2013). From the studies of this Federal hospital, Pendharkar and Khurana (2014)

states that the ANCOVA (Analysis of Covariance) model tests linear connections,

and significantly show that non-linear machine learning models may perform

marginally superior to linear models. It means that machine learning regression

fits better than linear regression to real data. Moreover, when they looked to Root-Mean-Square

error, there was no better regression technique than machine learning regression.

However, their sample size was limited with small section of the hospital. In

short, it is not generalizable for other studies.

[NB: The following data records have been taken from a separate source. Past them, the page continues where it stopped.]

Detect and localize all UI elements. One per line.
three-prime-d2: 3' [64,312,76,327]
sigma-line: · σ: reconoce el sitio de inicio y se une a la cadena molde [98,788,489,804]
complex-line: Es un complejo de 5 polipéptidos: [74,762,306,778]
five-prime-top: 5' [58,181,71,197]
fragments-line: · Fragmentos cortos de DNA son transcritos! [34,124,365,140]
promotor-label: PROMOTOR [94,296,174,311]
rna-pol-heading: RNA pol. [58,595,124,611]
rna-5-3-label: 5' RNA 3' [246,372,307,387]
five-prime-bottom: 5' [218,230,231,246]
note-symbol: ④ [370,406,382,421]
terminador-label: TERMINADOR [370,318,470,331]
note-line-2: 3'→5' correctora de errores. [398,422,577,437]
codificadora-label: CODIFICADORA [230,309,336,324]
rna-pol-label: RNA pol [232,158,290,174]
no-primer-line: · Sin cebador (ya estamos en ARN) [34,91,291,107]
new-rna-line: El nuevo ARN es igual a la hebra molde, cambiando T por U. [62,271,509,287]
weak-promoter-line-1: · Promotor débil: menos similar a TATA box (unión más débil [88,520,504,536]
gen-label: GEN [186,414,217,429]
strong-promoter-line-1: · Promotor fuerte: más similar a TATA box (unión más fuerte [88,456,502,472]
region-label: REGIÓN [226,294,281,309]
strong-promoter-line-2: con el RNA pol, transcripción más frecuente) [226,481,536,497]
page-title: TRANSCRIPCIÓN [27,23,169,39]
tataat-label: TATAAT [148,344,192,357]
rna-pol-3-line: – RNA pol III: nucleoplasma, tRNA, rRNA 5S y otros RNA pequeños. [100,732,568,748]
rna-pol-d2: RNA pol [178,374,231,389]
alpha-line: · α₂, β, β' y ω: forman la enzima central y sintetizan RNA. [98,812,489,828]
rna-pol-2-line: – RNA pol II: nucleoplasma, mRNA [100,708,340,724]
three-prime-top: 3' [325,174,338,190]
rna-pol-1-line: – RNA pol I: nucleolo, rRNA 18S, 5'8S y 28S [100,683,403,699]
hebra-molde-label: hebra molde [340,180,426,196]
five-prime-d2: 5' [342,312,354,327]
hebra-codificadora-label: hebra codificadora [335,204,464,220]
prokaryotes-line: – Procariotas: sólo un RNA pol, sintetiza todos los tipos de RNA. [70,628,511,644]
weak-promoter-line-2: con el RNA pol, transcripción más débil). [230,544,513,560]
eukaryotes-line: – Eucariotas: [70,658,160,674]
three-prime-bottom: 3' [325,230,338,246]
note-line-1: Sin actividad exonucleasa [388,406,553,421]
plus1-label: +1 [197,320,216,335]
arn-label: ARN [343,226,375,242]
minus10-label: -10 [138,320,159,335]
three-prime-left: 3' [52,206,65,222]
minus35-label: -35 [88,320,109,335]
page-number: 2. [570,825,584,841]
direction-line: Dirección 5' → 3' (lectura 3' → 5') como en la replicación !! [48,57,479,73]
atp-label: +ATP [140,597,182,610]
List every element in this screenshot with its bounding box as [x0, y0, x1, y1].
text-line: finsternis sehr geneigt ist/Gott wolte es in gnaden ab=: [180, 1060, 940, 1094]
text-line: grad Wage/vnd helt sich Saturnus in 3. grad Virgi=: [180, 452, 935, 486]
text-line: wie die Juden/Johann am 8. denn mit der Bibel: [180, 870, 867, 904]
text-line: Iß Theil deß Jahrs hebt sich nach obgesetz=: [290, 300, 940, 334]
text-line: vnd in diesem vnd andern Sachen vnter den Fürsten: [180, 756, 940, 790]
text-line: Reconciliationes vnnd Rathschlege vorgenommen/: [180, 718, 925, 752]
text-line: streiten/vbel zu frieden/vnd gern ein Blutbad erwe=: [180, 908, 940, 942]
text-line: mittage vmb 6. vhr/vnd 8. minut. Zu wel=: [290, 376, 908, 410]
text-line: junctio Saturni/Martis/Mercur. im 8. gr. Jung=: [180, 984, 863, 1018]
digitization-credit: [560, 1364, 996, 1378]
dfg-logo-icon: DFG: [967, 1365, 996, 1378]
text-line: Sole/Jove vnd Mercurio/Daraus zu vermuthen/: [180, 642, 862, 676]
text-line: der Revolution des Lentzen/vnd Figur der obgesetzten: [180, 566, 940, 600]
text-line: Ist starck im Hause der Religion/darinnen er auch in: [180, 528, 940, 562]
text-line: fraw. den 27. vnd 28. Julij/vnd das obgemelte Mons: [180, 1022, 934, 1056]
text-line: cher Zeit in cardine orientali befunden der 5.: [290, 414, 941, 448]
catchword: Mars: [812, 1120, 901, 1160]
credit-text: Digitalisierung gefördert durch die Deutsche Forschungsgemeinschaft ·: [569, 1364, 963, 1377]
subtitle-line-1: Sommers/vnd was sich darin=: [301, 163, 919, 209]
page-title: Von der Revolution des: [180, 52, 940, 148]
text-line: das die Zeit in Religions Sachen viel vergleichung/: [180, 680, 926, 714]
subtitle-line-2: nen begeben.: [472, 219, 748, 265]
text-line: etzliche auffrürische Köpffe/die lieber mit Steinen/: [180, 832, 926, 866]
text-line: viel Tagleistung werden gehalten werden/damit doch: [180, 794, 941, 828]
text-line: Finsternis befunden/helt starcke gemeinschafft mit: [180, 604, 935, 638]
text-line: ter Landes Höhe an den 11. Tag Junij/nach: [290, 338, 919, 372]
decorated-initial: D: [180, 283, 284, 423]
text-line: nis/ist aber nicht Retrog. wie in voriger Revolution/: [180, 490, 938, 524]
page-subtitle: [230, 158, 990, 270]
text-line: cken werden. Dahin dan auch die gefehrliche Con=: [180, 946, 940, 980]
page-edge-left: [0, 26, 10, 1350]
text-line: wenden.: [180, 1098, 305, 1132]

Hulshof, P. J. H.; Boucherie, R.

J.; Hans, E. W.; Hurink, J. L. (2013): Tactical resource allocation and

elective patient admission planning in care processes, Health Care Management

Science, 16(2), pp. 152–166.

Kelly, M., Sharp, L., Dwane, F.,

Kelleher, T., Drummond, F. J.& Comber, H. (2013): Factors predicting

hospital length-of-stay after radical prostatectomy: a population-based study, BMC Health Services Research, 13(1),

244-244.

Pendharkar, P.C. & Khurana,

H. (2014). MACHINE LEARNING TECHNIQUES FOR PREDICTING HOSPITAL LENGTH OF STAY

IN PENNSYLVANIA FEDERAL AND SPECIALTY HOSPITALS. International Journal of Computer Science and Applications, 11, 3. http://www.tmrfindia.org/ijcsa/v11i33.pdf

Markov Chain

Patient

activities can be modelled by using Markov Chains. ?t describes a system with

different states and transitions between them. Markov Chain has memoryless

property thats why the next state depend on only the current state not the

previous states. When we look at operational view, markov chain can be describe

with different states. The Markov chains evaluated utilizing the improvement

datasets were joined with the initial state probability vector to create the expected

length of stay in every goal for Intensive Care Units or Hospitals. In discrete

markov chains, it is not possible calculate in hours or minutes like continious

property. However, if we turn the data only days and which days spended in

which department of hospital. It is possible to create an discrete markov chain

with absorbing state.

According to Perez, Chan and Dennis(2006)’s

studies about length of stay at intensive care unit with using Markov Model

with absorbing state in other words “first-step analysis”(Kapadia, 2000). The

markovian model lack of goodness of the fit to real length of stay data for

some departments in the hospital. The markovian model as a discrete property

have not calculated the discharges at middle of the day. In short, there has to

be an continious property markov model for able to model all kind of service

and waiting times. According to Perez’s study (2006), there is also positive

side of the markov model with discrete property such as high correlation

between utilization and length of stay. However, its outcomes are mostly not

reliable and not fitting the real data in the continious matter because of

limitations. Moreover, according to Bhat (2002) sequence size is important for

markov chain structure in order to best fitting to the real data. However,

Perez’s study (2006) has only 30 sequence which are days of a month. Because of

this reason markov model needs too much sequences (states) for fitting the real

data better.

Perez, A. Chan, W. & Dennis,

R.J. (2006): Predicting the Length of Stay of Patients Admitted for Intensive

Care Using a First Step Analysis. Health

Serv Outcomes Res Methodol; 6(3-4): 127–138.

Kapadia, A.S., Chan, W.,

Sachdeva, R., Moye, L.A., Jefferson, L.S.(2000) Predicting duration of stay in

a pediatric intensive care unit: A markovian approach. European Journal of Operational Reseach;124:353-359.

Bhat, U.N., Miller, G.K.(2002);

Elements of applied stochastic processes. Third Edition. John Wiley & Sons Inc; Hoboken, New Jersey.